LINCOLN, Neb. (AP) — Ten-year-old Cole Klein sat matter-of-factly before a Nebraska health committee on Thursday and told lawmakers about his golf game, his sometimes-annoying little brother and his love of recess.
Then he turned to a more serious subject: The three open-heart surgeries he has endured, and the stent in his pulmonary artery to buy him time before he has to face a fourth.
Klein and his mother, Tiffany Mytty-Klein, were among a handful of advocates who urged lawmakers to support a bill that would require congenital heart screens as a way to help spot potential health threats.
"Like many children born with a heart defect, it's difficult to know about our hearts by simply looking at us," the younger Klein said. "It doesn't matter if we're 10 years old or 10 hours old. Usually, it's only once we're really sick before somebody knows — and too many times, it's too late before anyone knows.
The bill was sponsored by Sen.

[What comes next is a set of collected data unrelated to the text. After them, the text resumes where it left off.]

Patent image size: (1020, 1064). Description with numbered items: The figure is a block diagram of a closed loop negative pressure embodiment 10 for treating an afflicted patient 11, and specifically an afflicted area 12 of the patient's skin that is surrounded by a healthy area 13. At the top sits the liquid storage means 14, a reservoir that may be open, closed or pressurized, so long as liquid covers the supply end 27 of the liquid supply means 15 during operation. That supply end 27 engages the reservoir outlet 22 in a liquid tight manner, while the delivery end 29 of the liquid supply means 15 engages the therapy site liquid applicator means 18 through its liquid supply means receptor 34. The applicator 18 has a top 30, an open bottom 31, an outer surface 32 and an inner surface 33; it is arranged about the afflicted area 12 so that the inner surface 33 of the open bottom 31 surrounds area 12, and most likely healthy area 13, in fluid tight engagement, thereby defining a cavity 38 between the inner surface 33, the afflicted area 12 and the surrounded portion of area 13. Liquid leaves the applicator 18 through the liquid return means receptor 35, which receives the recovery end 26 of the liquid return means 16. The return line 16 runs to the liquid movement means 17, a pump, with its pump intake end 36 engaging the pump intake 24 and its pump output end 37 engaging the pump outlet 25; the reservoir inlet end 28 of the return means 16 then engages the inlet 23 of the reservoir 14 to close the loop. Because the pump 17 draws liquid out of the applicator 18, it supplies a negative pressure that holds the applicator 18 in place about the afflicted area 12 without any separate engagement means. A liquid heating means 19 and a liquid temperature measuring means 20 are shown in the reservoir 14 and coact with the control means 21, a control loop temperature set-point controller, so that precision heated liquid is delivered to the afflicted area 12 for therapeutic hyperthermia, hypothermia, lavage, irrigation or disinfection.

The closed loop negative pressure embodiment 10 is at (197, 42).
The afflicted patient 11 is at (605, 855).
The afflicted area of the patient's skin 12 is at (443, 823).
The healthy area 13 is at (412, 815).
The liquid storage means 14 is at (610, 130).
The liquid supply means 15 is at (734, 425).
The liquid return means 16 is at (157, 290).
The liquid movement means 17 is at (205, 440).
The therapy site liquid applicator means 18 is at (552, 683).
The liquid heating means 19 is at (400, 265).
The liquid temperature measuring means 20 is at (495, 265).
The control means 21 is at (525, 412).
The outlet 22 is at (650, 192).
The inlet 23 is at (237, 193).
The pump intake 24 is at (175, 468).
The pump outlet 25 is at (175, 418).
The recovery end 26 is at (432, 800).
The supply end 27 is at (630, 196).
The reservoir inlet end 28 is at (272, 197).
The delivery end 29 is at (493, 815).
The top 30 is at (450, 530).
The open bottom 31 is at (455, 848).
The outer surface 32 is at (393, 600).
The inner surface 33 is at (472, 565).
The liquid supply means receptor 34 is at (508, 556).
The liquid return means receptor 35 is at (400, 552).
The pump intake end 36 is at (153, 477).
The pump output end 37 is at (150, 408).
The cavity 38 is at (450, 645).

Jim Smith, of Papillion. The Health and Human Services Committee will decide whether to advance the bill for legislative debate.

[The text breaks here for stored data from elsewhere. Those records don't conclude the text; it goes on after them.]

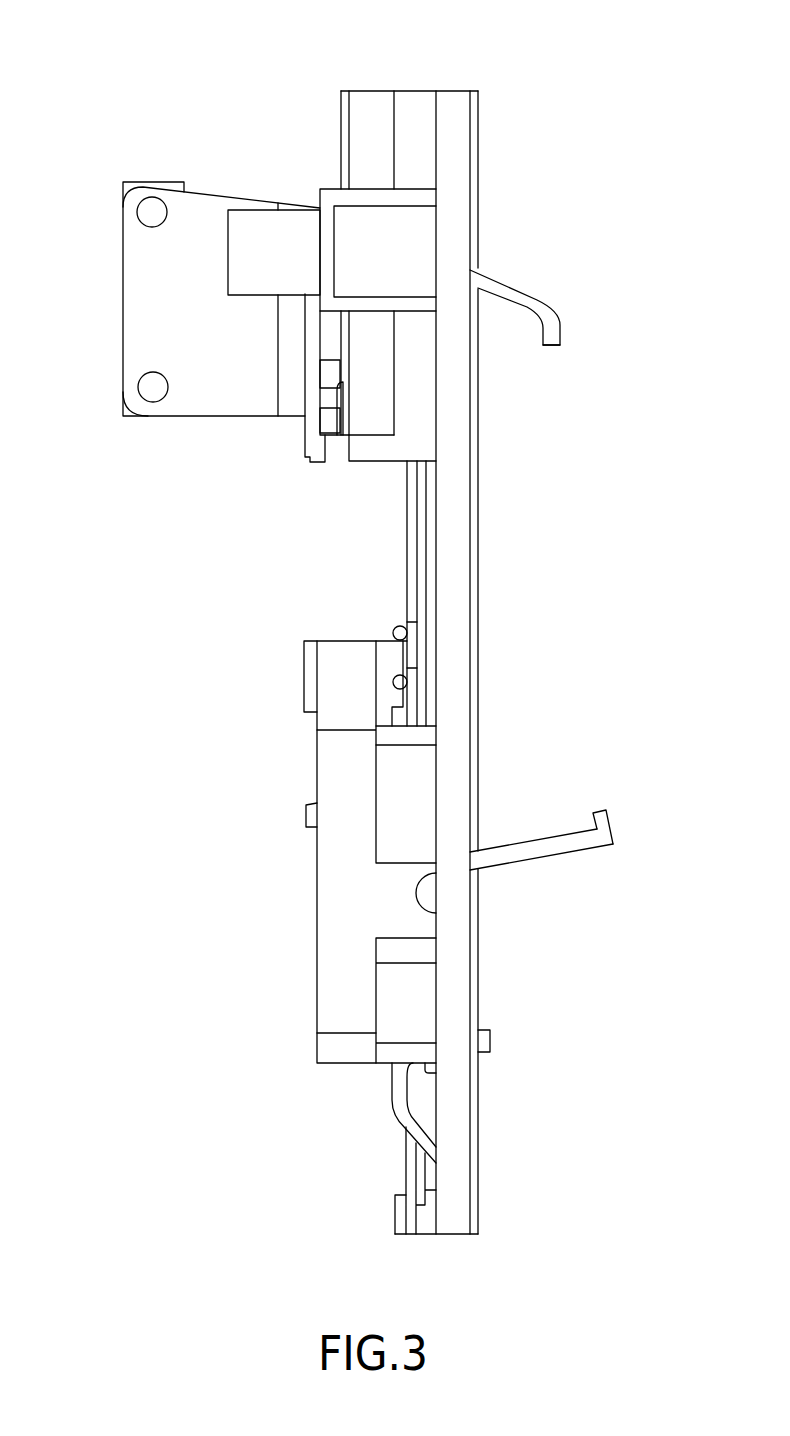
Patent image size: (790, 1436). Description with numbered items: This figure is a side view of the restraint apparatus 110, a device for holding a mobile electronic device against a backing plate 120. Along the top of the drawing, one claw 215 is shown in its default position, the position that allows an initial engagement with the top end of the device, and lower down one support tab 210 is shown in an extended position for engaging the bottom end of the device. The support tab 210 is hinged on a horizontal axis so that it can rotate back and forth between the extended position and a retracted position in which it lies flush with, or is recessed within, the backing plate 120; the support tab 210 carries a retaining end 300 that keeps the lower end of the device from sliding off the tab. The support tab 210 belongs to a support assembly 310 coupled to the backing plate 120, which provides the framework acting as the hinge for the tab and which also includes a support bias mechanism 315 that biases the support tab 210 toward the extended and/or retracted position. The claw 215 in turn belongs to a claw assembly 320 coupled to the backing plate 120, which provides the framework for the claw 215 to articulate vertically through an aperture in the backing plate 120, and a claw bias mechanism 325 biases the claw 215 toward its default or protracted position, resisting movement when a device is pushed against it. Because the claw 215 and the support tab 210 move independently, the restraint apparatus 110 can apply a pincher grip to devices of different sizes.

The restraint apparatus 110 is at (136, 31).
The backing plate 120 is at (413, 105).
The support tab 210 is at (540, 852).
The claw 215 is at (530, 293).
The retaining end 300 is at (555, 332).
The support assembly 310 is at (290, 640).
The support bias mechanism 315 is at (346, 657).
The claw assembly 320 is at (107, 168).
The claw bias mechanism 325 is at (257, 222).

"Generally, I'm not one who supports government mandates, such as this," Smith said. "But after studying this issue and visiting with professionals and families impacted by (the disease), I became convinced that requiring screening is the right thing for us as a state to do."
Dr. Robert Spicer, the chief cardiologist at Children's Hospital and Medical Center in Omaha, told lawmakers that that the heart condition is the most common birth defect in newborns. It also can lead to cardiogenic shock and death if undetected.